L'appellation conflit basque[2],[3],[4],[5],[6],[7] désigne l'opposition idéologique, le conflit armé, la période de troubles et de tensions ainsi que la série d'attentats, survenues entre l'indépendantisme basque et les gouvernements français et espagnol. Il débute en 1959 avec les premiers attentats d'Euskadi ta Askatasuna (« Pays basque et liberté » en basque, plus connu sous l'acronyme ETA) en Espagne. Au Pays basque français, les premiers attentats eurent lieu avec le groupe Iparretarrak dans les années 1970.
Le conflit armé est dans les premières années du conflit dirigé essentiellement contre le gouvernement franquiste, mais se poursuit et augmente encore en violence dans les années qui suivent l'avènement de la démocratie en Espagne.
Dans les premières années du conflit pendant lesquelles la violence est limitée, le conflit est soutenu par de très larges pans de l’opinion publique basque, mais aussi internationale. Inversement, à proportion que la démocratie s’impose en Espagne et que la violence semble devenir « aveugle », le soutien populaire au conflit armé se réduit. À partir des années 90, des manifestations de plus en plus importantes ont lieu au Pays basque et dans le reste de l'Espagne contre le terrorisme et la violence armée.
Après avoir connu un point culminant dans les années 1980 (ETA/IK contre BVE/GAL), le conflit basque entre en voie de résolution en 2011 avec l'annonce par ETA de l'arrêt définitif de son activité armée. Le , l'ETA annonce sa dissolution et la fin de son combat politique[8].
Le conflit débute en 1959 en plein régime franquiste. L'organisation Euskadi ta Askatasuna (« Pays basque et liberté » en basque, plus connu sous l'acronyme ETA) qui luttait alors pour la chute de ce régime, fut bientôt rejointe par une mouvance révolutionnaire et indépendantiste, car l'Espagne de Franco ne laissait pas de place à la culture basque ainsi qu'à la langue qui avait presque disparu de la sphère publique.
Aussitôt, les militants de l'ETA affirment leur volonté d'obtenir par « la lutte armée » l'indépendance du Pays basque[9]. En décembre 1959, les premières charges explosives sont placées dans les commissariats de police et des casernes de la garde civile.
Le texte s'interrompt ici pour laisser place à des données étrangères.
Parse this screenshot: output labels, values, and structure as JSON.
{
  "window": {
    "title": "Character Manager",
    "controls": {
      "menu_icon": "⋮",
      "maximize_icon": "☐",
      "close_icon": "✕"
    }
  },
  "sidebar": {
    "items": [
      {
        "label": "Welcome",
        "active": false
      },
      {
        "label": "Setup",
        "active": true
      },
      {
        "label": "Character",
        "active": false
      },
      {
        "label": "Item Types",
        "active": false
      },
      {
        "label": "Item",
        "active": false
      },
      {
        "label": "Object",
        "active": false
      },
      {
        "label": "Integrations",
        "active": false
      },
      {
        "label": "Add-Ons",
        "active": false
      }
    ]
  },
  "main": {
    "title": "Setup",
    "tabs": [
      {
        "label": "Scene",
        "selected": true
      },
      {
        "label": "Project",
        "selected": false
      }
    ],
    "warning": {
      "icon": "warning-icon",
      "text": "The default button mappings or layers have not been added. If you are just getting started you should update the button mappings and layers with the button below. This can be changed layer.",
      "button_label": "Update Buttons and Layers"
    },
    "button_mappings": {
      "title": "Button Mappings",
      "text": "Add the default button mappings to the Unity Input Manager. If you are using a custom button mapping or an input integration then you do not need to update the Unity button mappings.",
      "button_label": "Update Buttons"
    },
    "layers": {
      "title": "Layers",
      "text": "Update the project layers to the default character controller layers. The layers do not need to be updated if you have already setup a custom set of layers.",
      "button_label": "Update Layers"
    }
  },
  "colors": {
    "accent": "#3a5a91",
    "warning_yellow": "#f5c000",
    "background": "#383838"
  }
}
Dans l'été 1960, plusieurs bombes éclatent dans les gares du Pays basque[9]. Le premier mort est un bébé de 22 mois qui succombe de ses blessures à la suite de l'explosion d'une bombe dans la gare d'Amara de Saint-Sébastien[9]. La responsabilité de l'attentat non revendiqué ne sera connue que plusieurs décennies après[9].
La première stratégie politico-militaire de l'ETA, en termes strictement théoriques, commence à se développer avec l'adoption du concept de « guerre révolutionnaire », promu dans l'un des premiers idéologues de l'ETA, Federico Krutwig, un livre intitulé Vasconia écrit sous le pseudonyme de Fernando Sarrailh de Ihartza en 1962. En plus d'occuper une place centrale dans les débuts de l'histoire de l'ETA, l'ouvrage fait explicitement référence aux processus de résistance nationale et de décolonisation en Algérie, en Tunisie, à Chypre, ainsi qu'à la révolution cubaine. Dans un contexte socio-politique où la relation entre le régime et les indépendantistes basques est basée sur la violence, l'idée de lutte armée est adoptée par la jeune génération basque avec une relative facilité[10]. En 1964, sous l'influence des membres maoïstes, les militants adoptent les principes de la « guerre révolutionnaire »[9].
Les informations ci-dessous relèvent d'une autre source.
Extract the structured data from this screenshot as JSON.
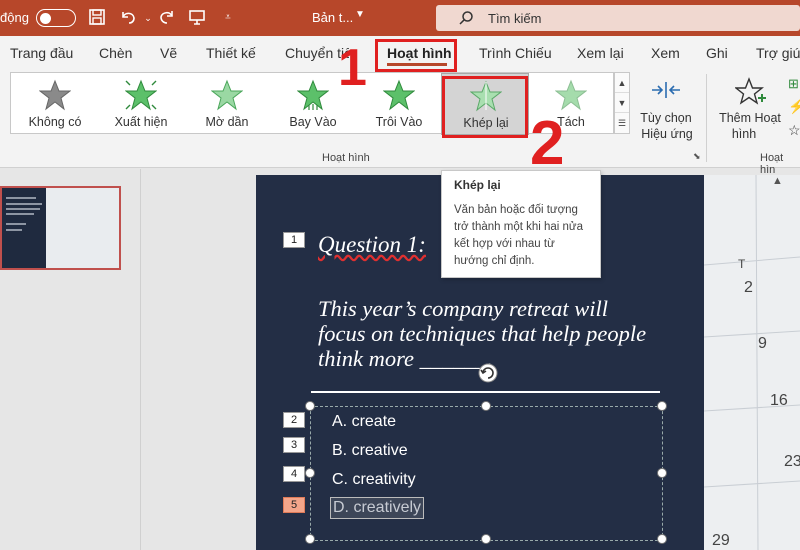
{
  "titlebar": {
    "autosave_label": "động",
    "doc_title": "Bản t...",
    "search_placeholder": "Tìm kiếm",
    "icons": [
      "save-icon",
      "undo-icon",
      "redo-icon",
      "present-icon",
      "customize-icon"
    ]
  },
  "tabs": [
    "Trang đầu",
    "Chèn",
    "Vẽ",
    "Thiết kế",
    "Chuyển tiếp",
    "Hoạt hình",
    "Trình Chiếu",
    "Xem lại",
    "Xem",
    "Ghi",
    "Trợ giúp"
  ],
  "active_tab": "Hoạt hình",
  "gallery": {
    "items": [
      "Không có",
      "Xuất hiện",
      "Mờ dần",
      "Bay Vào",
      "Trôi Vào",
      "Khép lại",
      "Tách"
    ],
    "selected": "Khép lại"
  },
  "ribbon": {
    "effect_options_label_1": "Tùy chọn",
    "effect_options_label_2": "Hiệu ứng",
    "group_label": "Hoạt hình",
    "add_animation_label_1": "Thêm Hoạt",
    "add_animation_label_2": "hình",
    "group_label_2": "Hoạt hìn"
  },
  "markers": {
    "one": "1",
    "two": "2"
  },
  "tooltip": {
    "title": "Khép lại",
    "description": "Văn bản hoặc đối tượng trở thành một khi hai nửa kết hợp với nhau từ hướng chỉ định."
  },
  "slide": {
    "question_title": "Question 1:",
    "question_body": "This year’s company retreat will focus on techniques that help people think more ______.",
    "answers": [
      "A. create",
      "B. creative",
      "C. creativity",
      "D. creatively"
    ],
    "animation_tags": [
      "1",
      "2",
      "3",
      "4",
      "5"
    ],
    "calendar_numbers": [
      "T",
      "2",
      "9",
      "16",
      "23",
      "29"
    ]
  },
  "colors": {
    "accent": "#b7472a",
    "highlight": "#e02020",
    "slide_bg": "#232e45"
  }
}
En 1965, commencent les attaques à main armée et l'encaissement de l'impôt révolutionnaire (extorsion de fonds auprès de certaines cibles : individus considérés comme ennemis, entreprises...).
Le 7 juin 1968, le policier José Pardines Arcay est abattu. L'auteur, chef de l'ETA, Txabi Etxebarrieta, est abattu par la police. Le 2 août, en représailles, le commissaire Melitón Manzanas est abattu par ETA. Pour la première fois, l'organisation fait la une des journaux[9].
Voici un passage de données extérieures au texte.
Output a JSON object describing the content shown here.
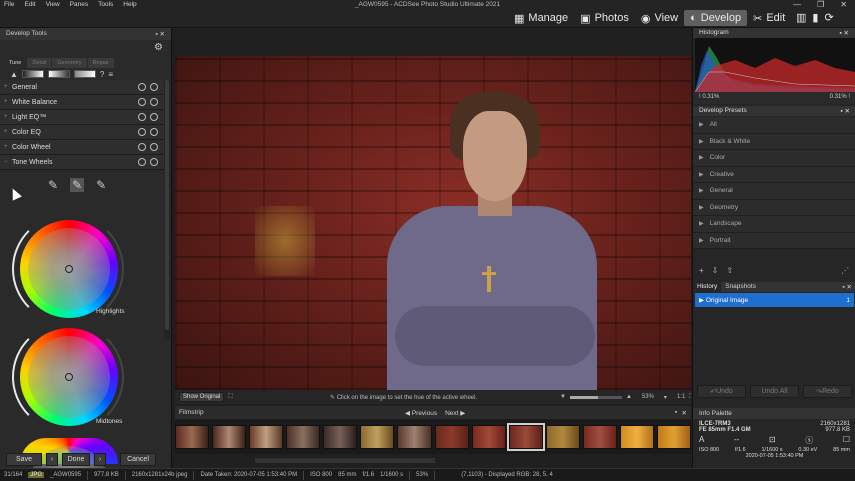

En 1973, un attentat tue Luis Carrero Blanco, alors chef du gouvernement et successeur probable du dictateur Francisco Franco. Cette attaque eut un rôle important dans la chute du régime mis en place par Franco qui disparut en 1975.[réf. nécessaire]
Après la transition démocratique espagnole
Paradoxalement, l'avènement de la démocratie en Espagne en 1977 n'a pas pour conséquence de faire baisser le nombre des attentats. Au contraire, le bilan de ceux-ci et des séquestrations d'entrepreneurs et de personnalités publiques s'alourdit fortement. Ainsi, entre 1960 et 1975, le nombre des victimes de l'ETA est de 44 personnes. Il sera de 118 victimes en 1980, l'année la plus sanglante[9].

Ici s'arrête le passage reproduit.